Durante l’incontro di ieri a Buenos Aires si è discusso proprio possibili misure risolutive: creare settori agricoli efficienti, totalmente inclusivi e pienamente sostenibili investendo altresì in beni pubblici; si dovrebbe partire da lì. Poi, occorrerebbe valorizzare quella terra garantendo l’accesso ad essa, ai servizi che offre puntando anche su un’informazione adeguata che possa far conoscere alla gente le opportunità ed i rischi. Aiuterebbe senz’altro anche estendere i programmi di protezione sociale alle zone rurali, promuovendo sinergie con il settori produttivo e agricolo.

Ma nessun risultato positivo potrà esserci se non si partirà dall’estirpare proprio le cause di tutto questo. Sarà essenziale, infatti, la gestione sostenibile delle aree naturali, ed a proposito di queste, lo sappiamo, l’America Latina ha un patrimonio enorme. La FAO parla altresì di collegamento delle politiche di riduzione della povertà con la sostenibilità ambientale e di promozione della resilienza contro gli shock ambientali ed economici.

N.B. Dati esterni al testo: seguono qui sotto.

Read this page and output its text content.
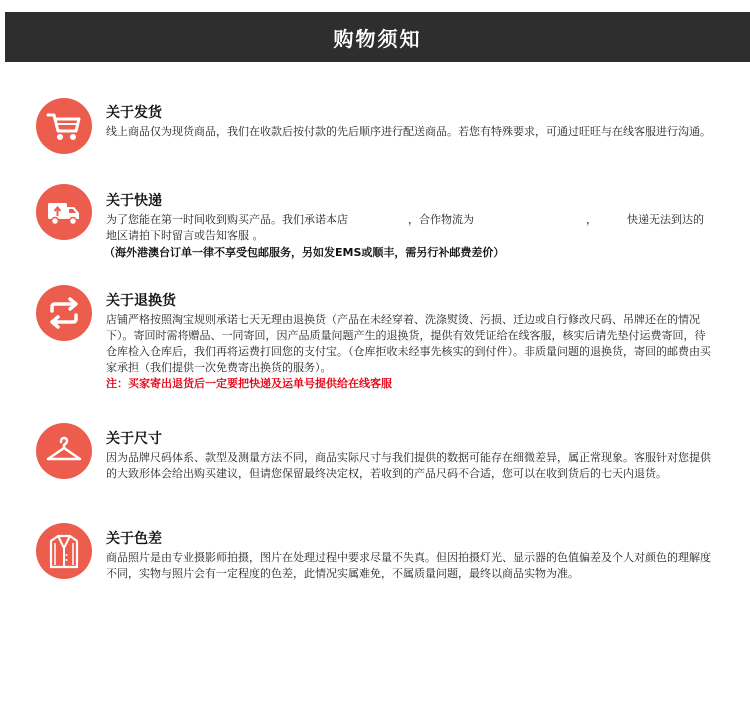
购物须知
关于发货
线上商品仅为现货商品，我们在收款后按付款的先后顺序进行配送商品。若您有特殊要求，可通过旺旺与在线客服进行沟通。
关于快递
为了您能在第一时间收到购买产品。我们承诺本店	，合作物流为	，	快递无法到达的
地区请拍下时留言或告知客服 。
（海外港澳台订单一律不享受包邮服务，另如发EMS或顺丰，需另行补邮费差价）
关于退换货
店铺严格按照淘宝规则承诺七天无理由退换货（产品在未经穿着、洗涤熨烫、污损、迁边或自行修改尺码、吊牌还在的情况下）。寄回时需将赠品、一同寄回，因产品质量问题产生的退换货，提供有效凭证给在线客服，核实后请先垫付运费寄回，待仓库检入仓库后，我们再将运费打回您的支付宝。（仓库拒收未经事先核实的到付件）。非质量问题的退换货，寄回的邮费由买家承担（我们提供一次免费寄出换货的服务）。
注：买家寄出退货后一定要把快递及运单号提供给在线客服
关于尺寸
因为品牌尺码体系、款型及测量方法不同，商品实际尺寸与我们提供的数据可能存在细微差异，属正常现象。客服针对您提供的大致形体会给出购买建议，但请您保留最终决定权，若收到的产品尺码不合适，您可以在收到货后的七天内退货。
关于色差
商品照片是由专业摄影师拍摄，图片在处理过程中要求尽量不失真。但因拍摄灯光、显示器的色值偏差及个人对颜色的理解度不同，实物与照片会有一定程度的色差，此情况实属难免，不属质量问题，最终以商品实物为准。
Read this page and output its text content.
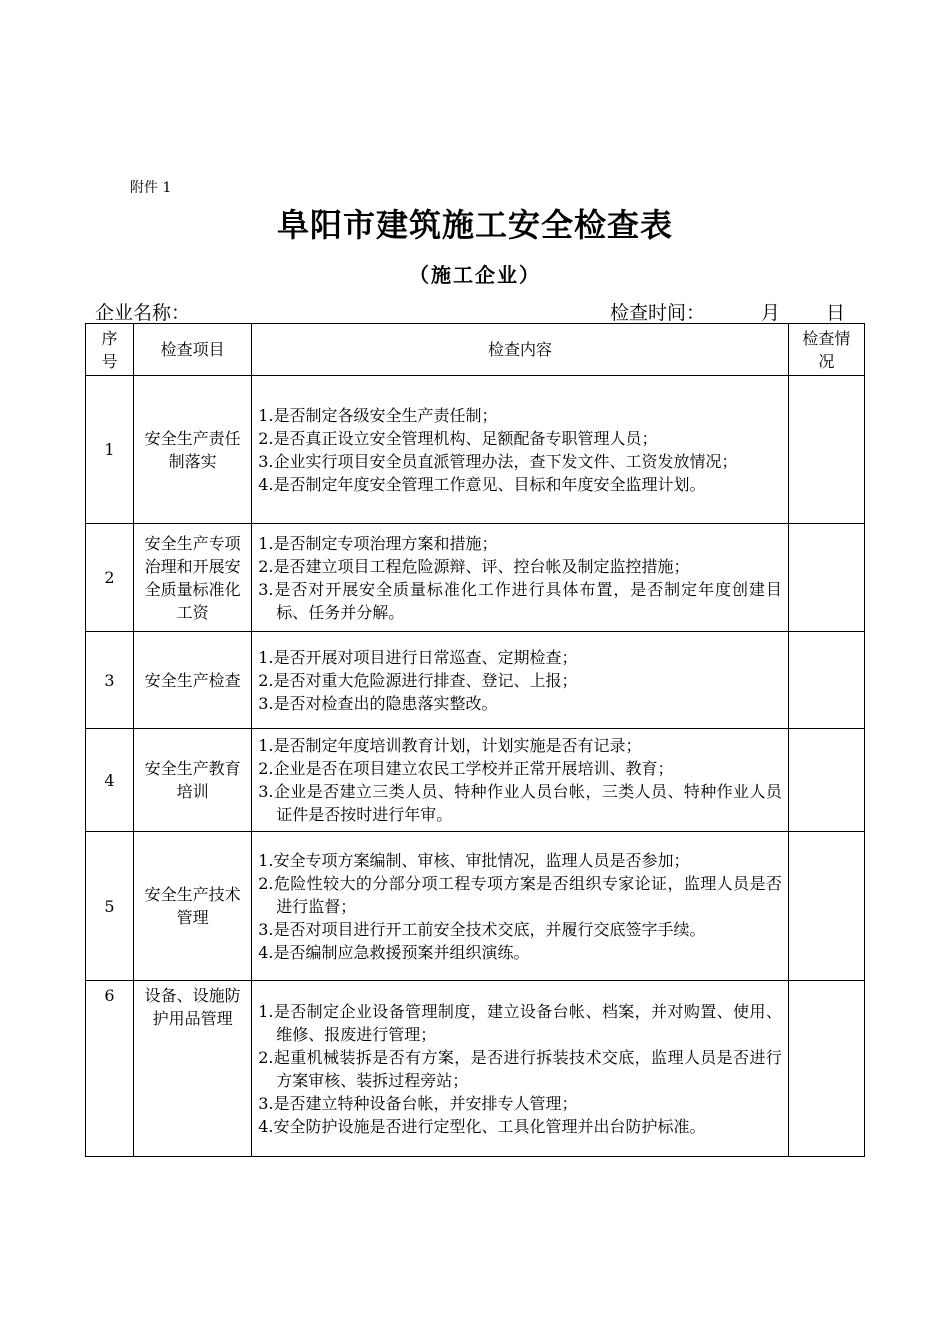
附件 1
阜阳市建筑施工安全检查表
（施工企业）
企业名称：	检查时间：	月 日
序号	检查项目	检查内容	检查情况
1	安全生产责任制落实	1.是否制定各级安全生产责任制；
2.是否真正设立安全管理机构、足额配备专职管理人员；
3.企业实行项目安全员直派管理办法，查下发文件、工资发放情况；
4.是否制定年度安全管理工作意见、目标和年度安全监理计划。	

2	安全生产专项治理和开展安全质量标准化工资	1.是否制定专项治理方案和措施；
2.是否建立项目工程危险源辩、评、控台帐及制定监控措施；
3.是否对开展安全质量标准化工作进行具体布置，是否制定年度创建目标、任务并分解。	

3	安全生产检查	1.是否开展对项目进行日常巡查、定期检查；
2.是否对重大危险源进行排查、登记、上报；
3.是否对检查出的隐患落实整改。	

4	安全生产教育培训	1.是否制定年度培训教育计划，计划实施是否有记录；
2.企业是否在项目建立农民工学校并正常开展培训、教育；
3.企业是否建立三类人员、特种作业人员台帐，三类人员、特种作业人员证件是否按时进行年审。	

5	安全生产技术管理	1.安全专项方案编制、审核、审批情况，监理人员是否参加；
2.危险性较大的分部分项工程专项方案是否组织专家论证，监理人员是否进行监督；
3.是否对项目进行开工前安全技术交底，并履行交底签字手续。
4.是否编制应急救援预案并组织演练。	

6	设备、设施防护用品管理	1.是否制定企业设备管理制度，建立设备台帐、档案，并对购置、使用、维修、报废进行管理；
2.起重机械装拆是否有方案，是否进行拆装技术交底，监理人员是否进行方案审核、装拆过程旁站；
3.是否建立特种设备台帐，并安排专人管理；
4.安全防护设施是否进行定型化、工具化管理并出台防护标准。	
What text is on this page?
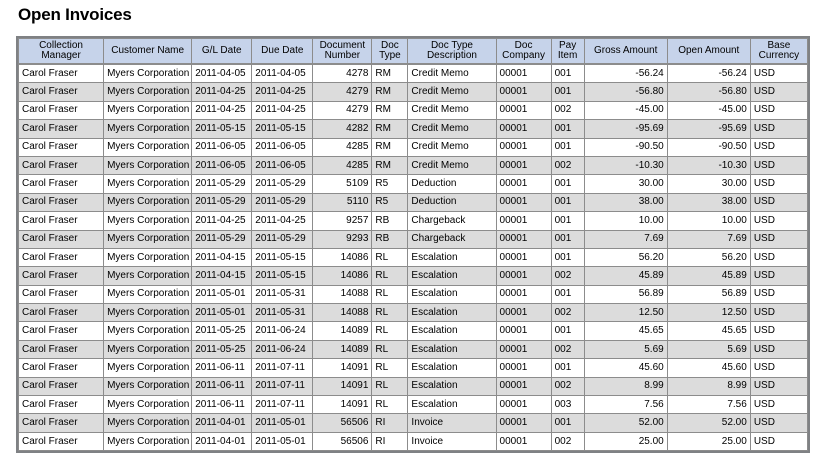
Open Invoices
Collection Manager	Customer Name	G/L Date	Due Date	Document Number	Doc Type	Doc Type Description	Doc Company	Pay Item	Gross Amount	Open Amount	Base Currency
Carol Fraser	Myers Corporation	2011-04-05	2011-04-05	4278	RM	Credit Memo	00001	001	-56.24	-56.24	USD
Carol Fraser	Myers Corporation	2011-04-25	2011-04-25	4279	RM	Credit Memo	00001	001	-56.80	-56.80	USD
Carol Fraser	Myers Corporation	2011-04-25	2011-04-25	4279	RM	Credit Memo	00001	002	-45.00	-45.00	USD
Carol Fraser	Myers Corporation	2011-05-15	2011-05-15	4282	RM	Credit Memo	00001	001	-95.69	-95.69	USD
Carol Fraser	Myers Corporation	2011-06-05	2011-06-05	4285	RM	Credit Memo	00001	001	-90.50	-90.50	USD
Carol Fraser	Myers Corporation	2011-06-05	2011-06-05	4285	RM	Credit Memo	00001	002	-10.30	-10.30	USD
Carol Fraser	Myers Corporation	2011-05-29	2011-05-29	5109	R5	Deduction	00001	001	30.00	30.00	USD
Carol Fraser	Myers Corporation	2011-05-29	2011-05-29	5110	R5	Deduction	00001	001	38.00	38.00	USD
Carol Fraser	Myers Corporation	2011-04-25	2011-04-25	9257	RB	Chargeback	00001	001	10.00	10.00	USD
Carol Fraser	Myers Corporation	2011-05-29	2011-05-29	9293	RB	Chargeback	00001	001	7.69	7.69	USD
Carol Fraser	Myers Corporation	2011-04-15	2011-05-15	14086	RL	Escalation	00001	001	56.20	56.20	USD
Carol Fraser	Myers Corporation	2011-04-15	2011-05-15	14086	RL	Escalation	00001	002	45.89	45.89	USD
Carol Fraser	Myers Corporation	2011-05-01	2011-05-31	14088	RL	Escalation	00001	001	56.89	56.89	USD
Carol Fraser	Myers Corporation	2011-05-01	2011-05-31	14088	RL	Escalation	00001	002	12.50	12.50	USD
Carol Fraser	Myers Corporation	2011-05-25	2011-06-24	14089	RL	Escalation	00001	001	45.65	45.65	USD
Carol Fraser	Myers Corporation	2011-05-25	2011-06-24	14089	RL	Escalation	00001	002	5.69	5.69	USD
Carol Fraser	Myers Corporation	2011-06-11	2011-07-11	14091	RL	Escalation	00001	001	45.60	45.60	USD
Carol Fraser	Myers Corporation	2011-06-11	2011-07-11	14091	RL	Escalation	00001	002	8.99	8.99	USD
Carol Fraser	Myers Corporation	2011-06-11	2011-07-11	14091	RL	Escalation	00001	003	7.56	7.56	USD
Carol Fraser	Myers Corporation	2011-04-01	2011-05-01	56506	RI	Invoice	00001	001	52.00	52.00	USD
Carol Fraser	Myers Corporation	2011-04-01	2011-05-01	56506	RI	Invoice	00001	002	25.00	25.00	USD
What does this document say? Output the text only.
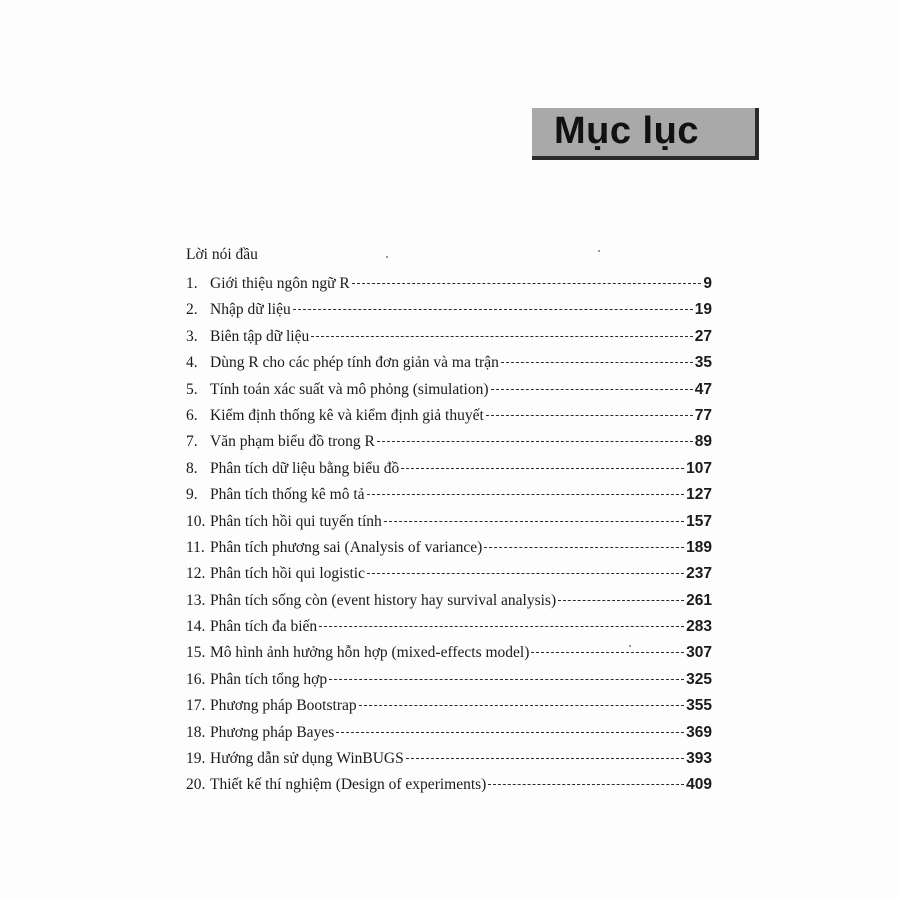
Mục lục
Lời nói đầu
1. Giới thiệu ngôn ngữ R	9
2. Nhập dữ liệu	19
3. Biên tập dữ liệu	27
4. Dùng R cho các phép tính đơn giản và ma trận	35
5. Tính toán xác suất và mô phỏng (simulation)	47
6. Kiểm định thống kê và kiểm định giả thuyết	77
7. Văn phạm biểu đồ trong R	89
8. Phân tích dữ liệu bằng biểu đồ	107
9. Phân tích thống kê mô tả	127
10. Phân tích hồi qui tuyến tính	157
11. Phân tích phương sai (Analysis of variance)	189
12. Phân tích hồi qui logistic	237
13. Phân tích sống còn (event history hay survival analysis)	261
14. Phân tích đa biến	283
15. Mô hình ảnh hưởng hỗn hợp (mixed-effects model)	307
16. Phân tích tổng hợp	325
17. Phương pháp Bootstrap	355
18. Phương pháp Bayes	369
19. Hướng dẫn sử dụng WinBUGS	393
20. Thiết kế thí nghiệm (Design of experiments)	409
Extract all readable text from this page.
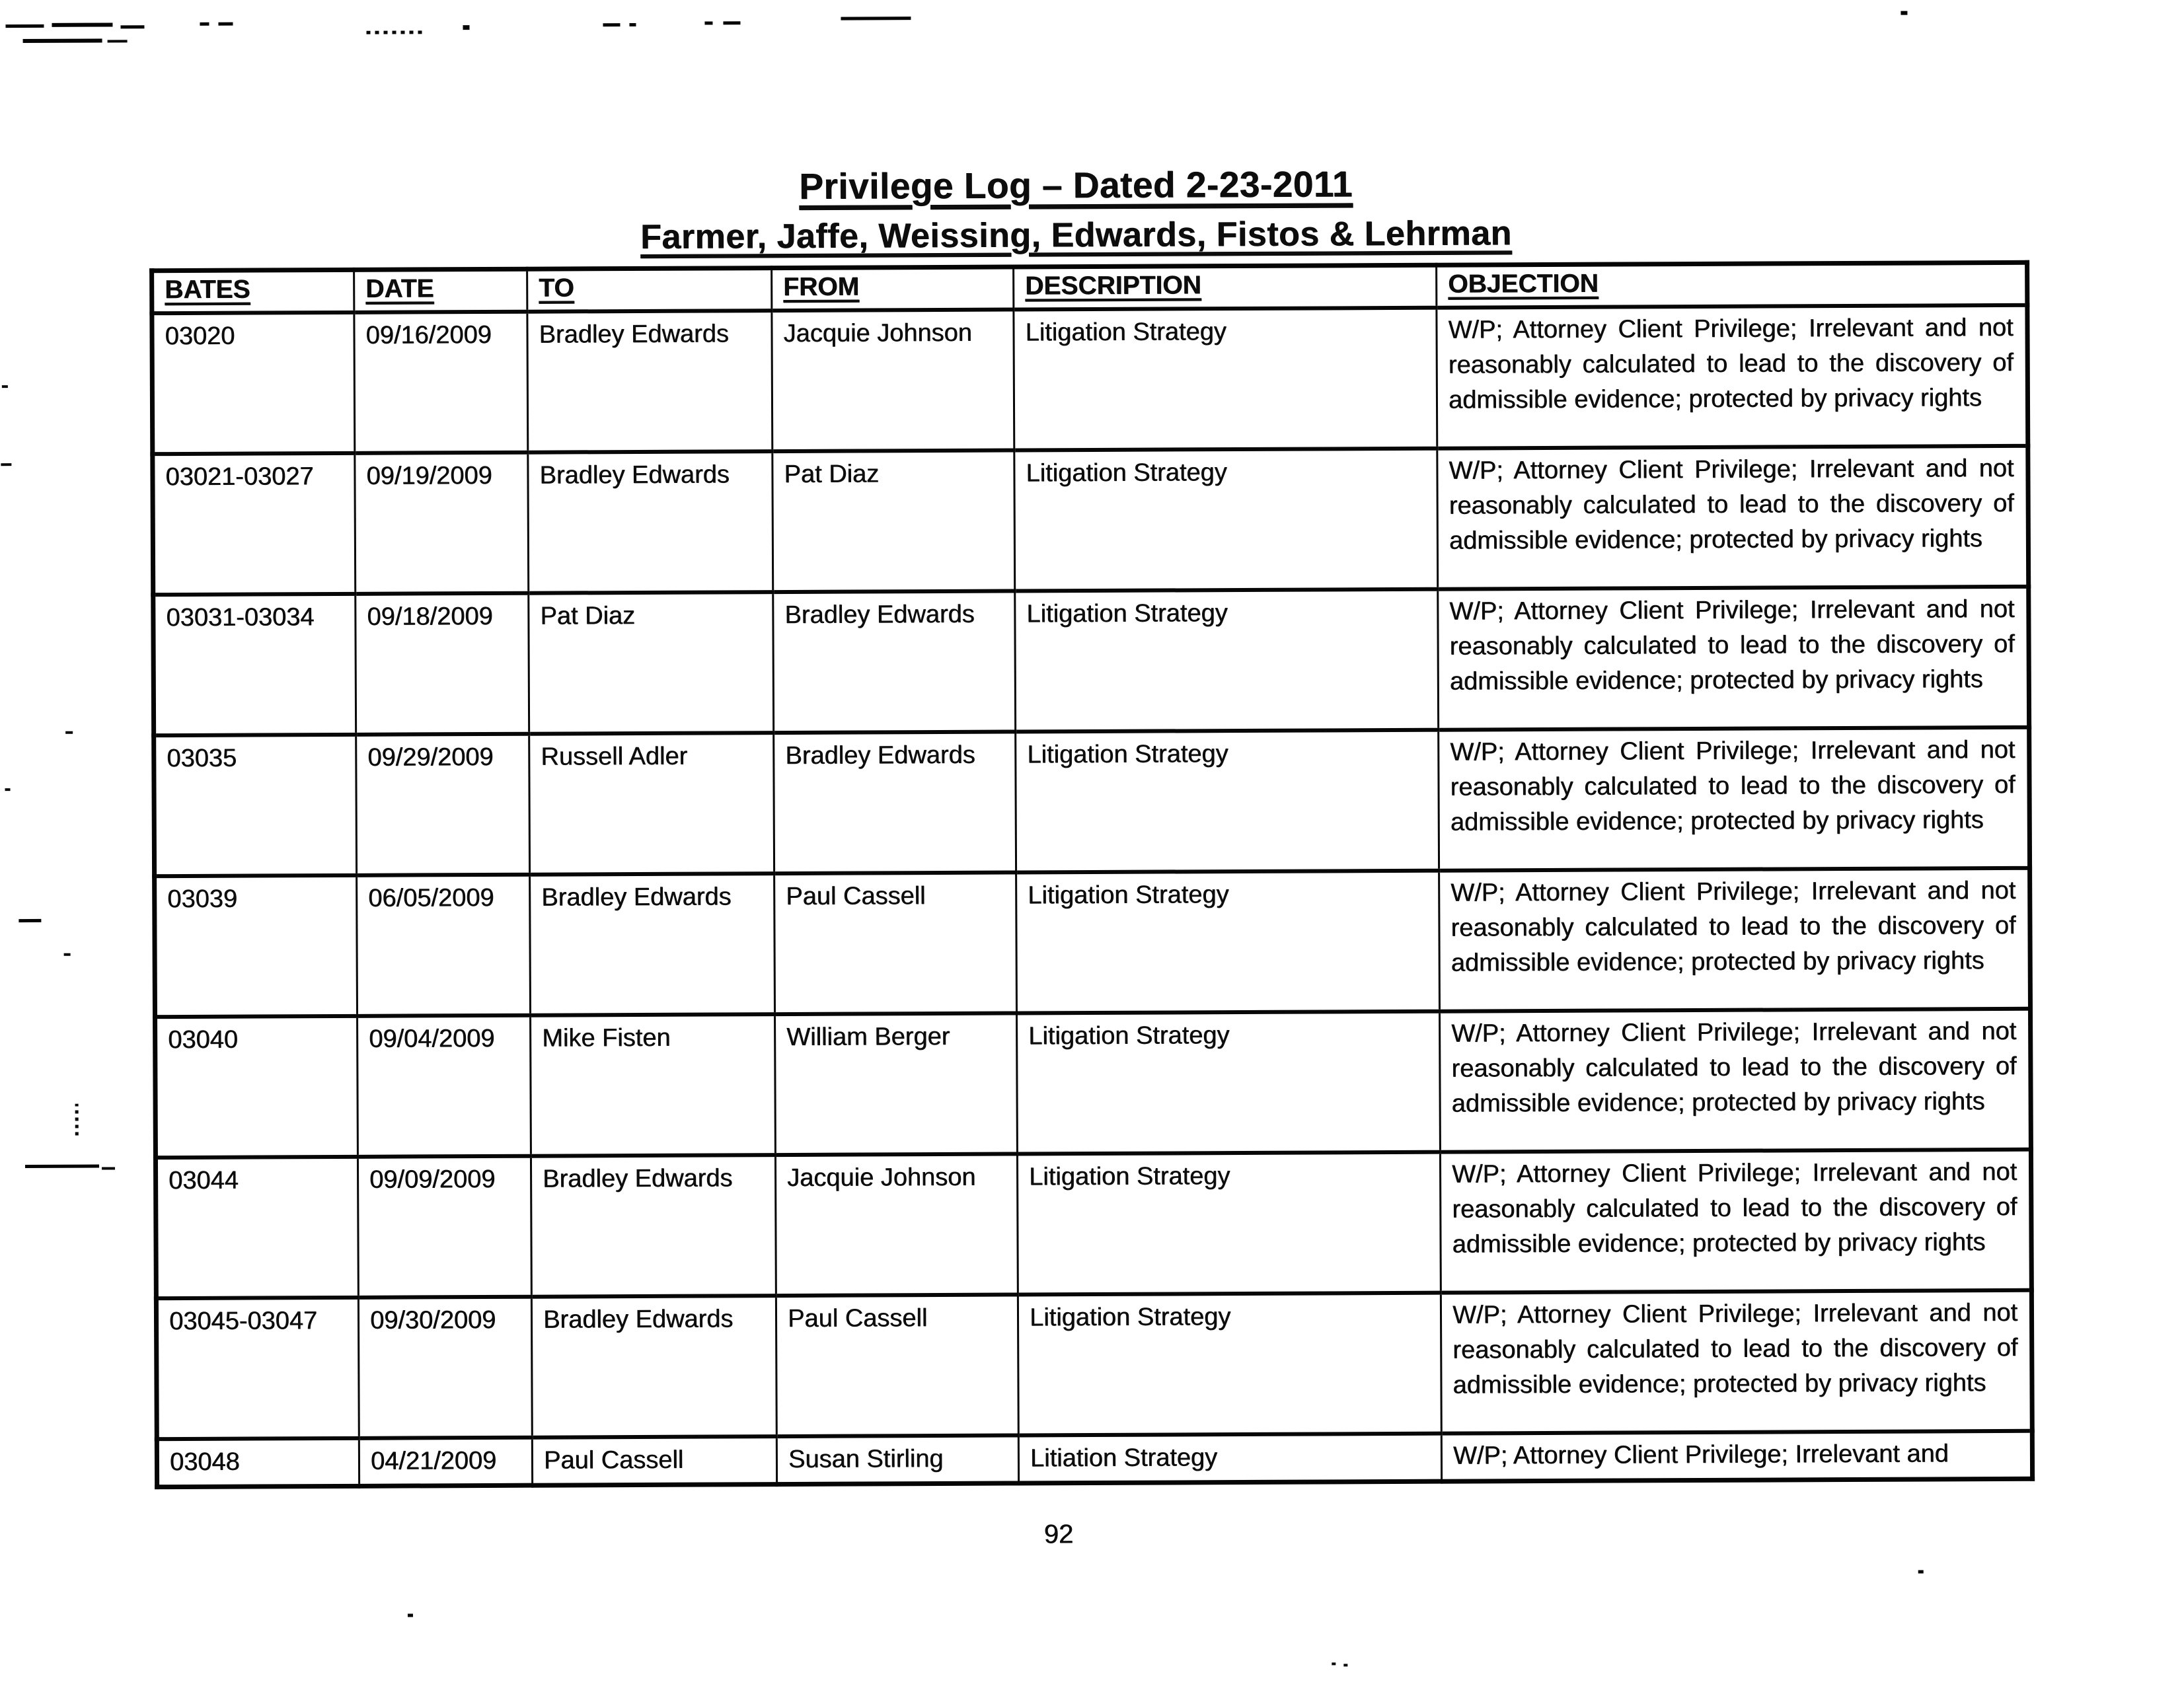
Privilege Log – Dated 2-23-2011
Farmer, Jaffe, Weissing, Edwards, Fistos & Lehrman
BATES	DATE	TO	FROM	DESCRIPTION	OBJECTION
03020	09/16/2009	Bradley Edwards	Jacquie Johnson	Litigation Strategy	W/P; Attorney Client Privilege; Irrelevant and not reasonably calculated to lead to the discovery of admissible evidence; protected by privacy rights
03021-03027	09/19/2009	Bradley Edwards	Pat Diaz	Litigation Strategy	W/P; Attorney Client Privilege; Irrelevant and not reasonably calculated to lead to the discovery of admissible evidence; protected by privacy rights
03031-03034	09/18/2009	Pat Diaz	Bradley Edwards	Litigation Strategy	W/P; Attorney Client Privilege; Irrelevant and not reasonably calculated to lead to the discovery of admissible evidence; protected by privacy rights
03035	09/29/2009	Russell Adler	Bradley Edwards	Litigation Strategy	W/P; Attorney Client Privilege; Irrelevant and not reasonably calculated to lead to the discovery of admissible evidence; protected by privacy rights
03039	06/05/2009	Bradley Edwards	Paul Cassell	Litigation Strategy	W/P; Attorney Client Privilege; Irrelevant and not reasonably calculated to lead to the discovery of admissible evidence; protected by privacy rights
03040	09/04/2009	Mike Fisten	William Berger	Litigation Strategy	W/P; Attorney Client Privilege; Irrelevant and not reasonably calculated to lead to the discovery of admissible evidence; protected by privacy rights
03044	09/09/2009	Bradley Edwards	Jacquie Johnson	Litigation Strategy	W/P; Attorney Client Privilege; Irrelevant and not reasonably calculated to lead to the discovery of admissible evidence; protected by privacy rights
03045-03047	09/30/2009	Bradley Edwards	Paul Cassell	Litigation Strategy	W/P; Attorney Client Privilege; Irrelevant and not reasonably calculated to lead to the discovery of admissible evidence; protected by privacy rights
03048	04/21/2009	Paul Cassell	Susan Stirling	Litiation Strategy	W/P; Attorney Client Privilege; Irrelevant and
92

Non da meno, occorrerebbe promuovere l’occupazione rurale non agricola mediante collegamenti tra le città e le campagne, investimenti privati ed il miglioramento delle infrastrutture di base. Si potrebbe partire dal migliorare le infrastrutture aumentando e intensificando gli investimenti pubblici nelle risorse territoriali e collegando le infrastrutture con i servizi pubblici associati.

Insomma, la soluzione per la povertà sembra essere più che chiara. Eliminare la povertà in alcune regioni è possibile solo partendo dalle aree rurali. Una priorità politica come dice Berdegué. Quindi è una soluzione chiara ma non facile? Oppure c’è dell’altro? Perché se è tutto cosi limpido i governi che si stanno susseguendo in America Latina non riescono a trovare un modo adeguato per partire proprio da lì?